Some opponents of the funding asserted that the discussion of the positive value of sex and childbearing within marriage in public school education programs “stigmatizes” African-American and Latino youth, “who are more likely to come from single-parent homes and to become single parents themselves” and especially African-American youth who live in “communities (where) marriage rates are significantly lower than in Caucasian and Hispanic communities.”
A curious position since the decline in marriage has contributed to the feminization of poverty and has led to millions of children growing up poor. It would be interesting to poll inner-city minority mothers as to whether they believe that discussions of marriage should be censored in their children’s health classes, especially when those very children often remain trapped in generational poverty.
In several states, education that mentions the benefits of marriage and of saving sex for monogamous, lifelong relationships has been banned and defunded.
A few years ago, when faced with a monstrous fiscal crisis in New Jersey, then-NJ Governor Jon Corzine rejected millions in federal Title V funding for programs that largely benefited urban minority youth. His policy advisor Janellen Duffy explained that the governor objected to the discussion of marriage in these programs for youth ages 11-14, since it showed “insensitivity towards children of single parents.”
The governor took this position even though the NJ Core Curriculum Content Standards require that students understand that “premarital relations may produce problems that with which an adolescent may be unable to cope” and that students be able to “describe the important characteristics of a spouse or life partner and describe factors to consider when contemplating a lifetime commitment such as marriage.” (italics added for emphasis)

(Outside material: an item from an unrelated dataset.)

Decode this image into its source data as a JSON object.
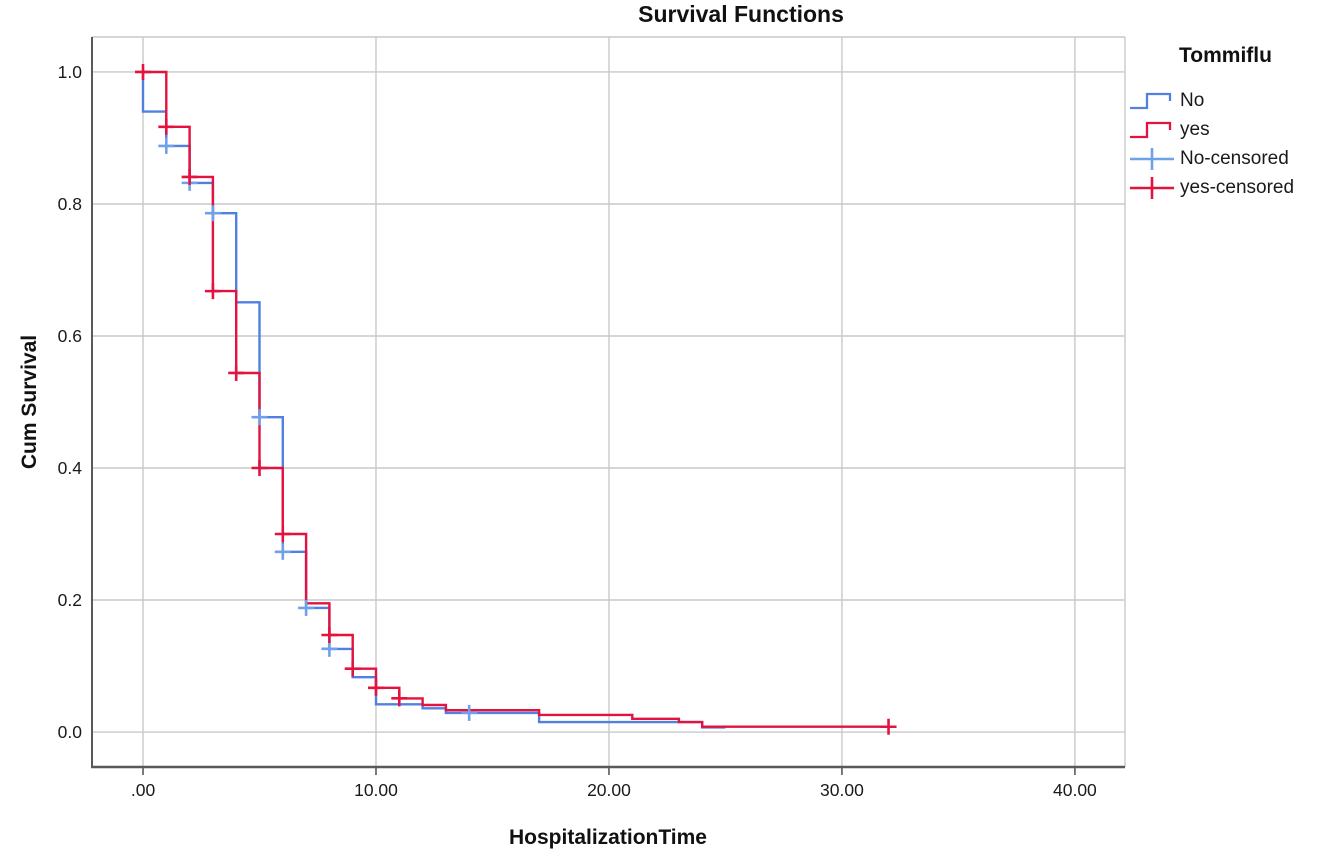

Other states also silenced classroom discussions of marriage. Guest speakers who encourage youth to wait until marriage were banned in the Los Angeles Unified Public Schools, in violation of the district’s own reference guide, which requires that outside speakers “stress the importance of abstaining from sexual intercourse until ready for marriage and committed relationships.”
What does it say about a society that censors discourse with its youth about committed relationships and marriage, but inundates them with information about how to have sex with anyone they are attracted to, as long as it is “protected”?
 U.S. Sen. Orin Hatch slipped an amendment funding for Title V abstinence funding given to the states back into the Health Care Reform Act of 2010, so some funding has been restored, although nowhere near the level before 2010.
 “Review of Comprehensive Sex Education Curricula,” Administration for Children and Families, Department of Health and Human Services, May 2007.
 Kay, Julie and Jackson, Ashley, “Sex, Lies and Stereotypes: How Abstinence-Only Programs Harm Women and Girls,” Legal Momentum, New York, 2008.
 Panzer, R.A. and Mosack, M.A. (2009) The War in Intimacy: how agenda-driven sex education sabotages committed relationships and our nation’s health. Center for Relationship Intelligence, Westwood, NJ, 212-3.
 NJ Model Family Life Education Curriculum Outline, Grade 8.
 NJ Core Curriculum Standards for Family Life Education 2.4.12 A. Relationships.
 Los Angeles Unified School District Reference Guide, December 6, 2006, issued by Rene Gonzalez, Assistant Superintendent Student Health and Human Services, p. 3.